This data set is not exactly huge by any measure, but it is somehow complex and importing this data into Datastore involves the building of various aggregations to make our system run light and fast.
We basically have three datasets:
- Country names - Simple set with 250 entries, linking all iso codes to the respective country name in english. Importing this set is a breeze!
- World Locations - All cities, regions and locations of the world, with latitude and longitude as well as zipcode and state/region names. This set is as big as 316.848 entries. For every entry, e query the country dataset and retrieve the country name.
One important detail: we don't link the location table to the country table. We fetch the country name and save it into the location table. This can save a lot in future unnecessary requests to the country table.
In order to allow for easily searching for locations, we create another aggregation to store slices and references of this location in an easy to query manner.
Another important bit, is to aggregate locations by proximity. We need to know what regions are nearby, because querying a dataset of 316k+ entries everytime we need to build a test for a region is impossible.
Importing each entry, and building all the aggregations takes an average of 2 seconds (import rate is 30 per minute), and at that rate, it would take about 176 hours to finish (about 7 days).
- IPv4 Blocks - A large data set containing over 3 million entries, linking ipv4 ranges to locations. With this data set, we can tell from an IP what is its origin. For each entry here, we query the locations database, and save the location data into the IPv4 ranges table so we avoid the need of future unnecessary queries. Processing rate is around 40 entries per minute, and estimate time to finish is about 1538 hours, or about 64 days of continuous processing.
So, total time to import all this data would be around 71 days and hundreds of hours!
My first attempt involved the use of regular frontend instances for importing the data. I wrote a view that would accept a json containing the data, and would create the entries in the datastore. Problem with that is that you need to have a script running in your local machine, you need to send a bunch so you save time with latency, and you have to make that bunch fit into the 30 seconds request limit or risk to have data lost.
I managed to put this script to work, and it was doing great. But sometimes a given set of data would take more than 30 seconds and would screw up with the import from time to time and I had to baby sit the script all time and watch the logs. Soon I figured that it would take too long if I continued using this approach, and decided it was time to try something else.
Google provided appengine users with backend instances, that have to response time limitations and can work as dedicated machines for processing large amounts of data like what we have at hand. No need to have a script running on my machine, and more chances to abuse limitations (like urlfetch response time, for example).

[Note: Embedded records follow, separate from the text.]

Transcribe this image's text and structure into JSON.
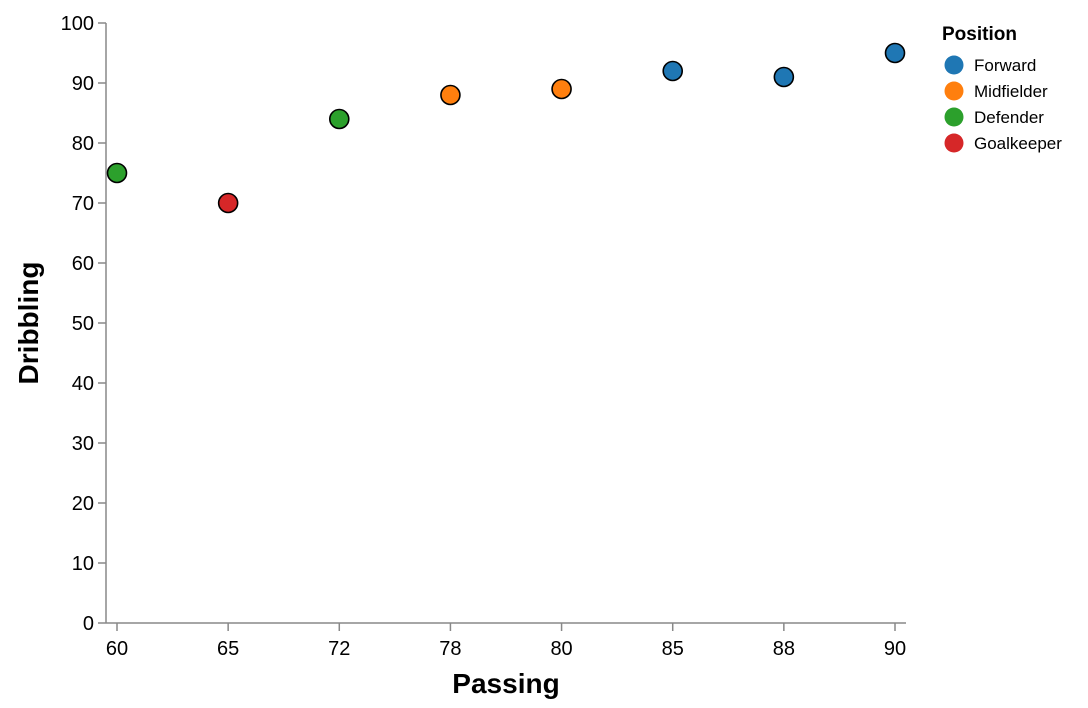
{
  "chart_data": {
    "type": "scatter",
    "title": "",
    "xlabel": "Passing",
    "ylabel": "Dribbling",
    "x_scale": "point",
    "x_categories": [
      60,
      65,
      72,
      78,
      80,
      85,
      88,
      90
    ],
    "ylim": [
      0,
      100
    ],
    "y_ticks": [
      0,
      10,
      20,
      30,
      40,
      50,
      60,
      70,
      80,
      90,
      100
    ],
    "grid": false,
    "legend": {
      "title": "Position",
      "placement": "top-right",
      "entries": [
        {
          "name": "Forward",
          "color": "#1f77b4"
        },
        {
          "name": "Midfielder",
          "color": "#ff7f0e"
        },
        {
          "name": "Defender",
          "color": "#2ca02c"
        },
        {
          "name": "Goalkeeper",
          "color": "#d62728"
        }
      ]
    },
    "points": [
      {
        "x": 60,
        "y": 75,
        "position": "Defender"
      },
      {
        "x": 65,
        "y": 70,
        "position": "Goalkeeper"
      },
      {
        "x": 72,
        "y": 84,
        "position": "Defender"
      },
      {
        "x": 78,
        "y": 88,
        "position": "Midfielder"
      },
      {
        "x": 80,
        "y": 89,
        "position": "Midfielder"
      },
      {
        "x": 85,
        "y": 92,
        "position": "Forward"
      },
      {
        "x": 88,
        "y": 91,
        "position": "Forward"
      },
      {
        "x": 90,
        "y": 95,
        "position": "Forward"
      }
    ]
  }
}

Soon I figured that not all is possible there, though. First frustration was to figure that urlfetch can't download anything larger than 32mb, and I obviously needed to download a csv file much larger than this in order to parse the data.
Another limitation is the 10gb memory limit for backends. My script is very slim (each instance consumes only 50mb) but it will count memory towards the amount of memory the backend instance makes available for you, which means that if you get a larger instance, the amount of instances you can run at the same time is reduced drastically.
For example: I can run 80 B1 instances, 40 B2 instances, 20 B4 instances or 10 B8 instances. If your script needs to crunch a huge dataset and consumes a lot of data, you're stuck with that.
Fortunately, this isn't always necessary, and you can always try to combine backends with tasks and frontend instances if you want to go beyond these limits. You can also ask appengine support for an increase too, but not sure if this is due to a technical limitation or if they can easily give you more instances at will.
I went forth and decided to use 60 instances to crunch that data. The outcome: same final cost (in the end, you'll be processing the same amount of data, so same amount of instance hours) but much faster: 3 hours for the locations data set and almost 3 days for the ip blocks dataset. Much better!
To solve the 32MB limitation, I created a simple python cgi script and hosted in my dreamhost account to serve slices of the file on demand to each instance. Now, they're downloading just about 2MB worth of data and I can run B1 instances due to much lower memory footprint needed to run in this case.
We're also using memcached heavily to reduce amount of datastore api requests (and reduce costs with that, as well as speed up the processing).
After all, I'm happy with backends and how easy it is to just load 60 instances to crunch whatever amount of data you need. If I had to do that somewhere else it would be much harder and much more expensive than that.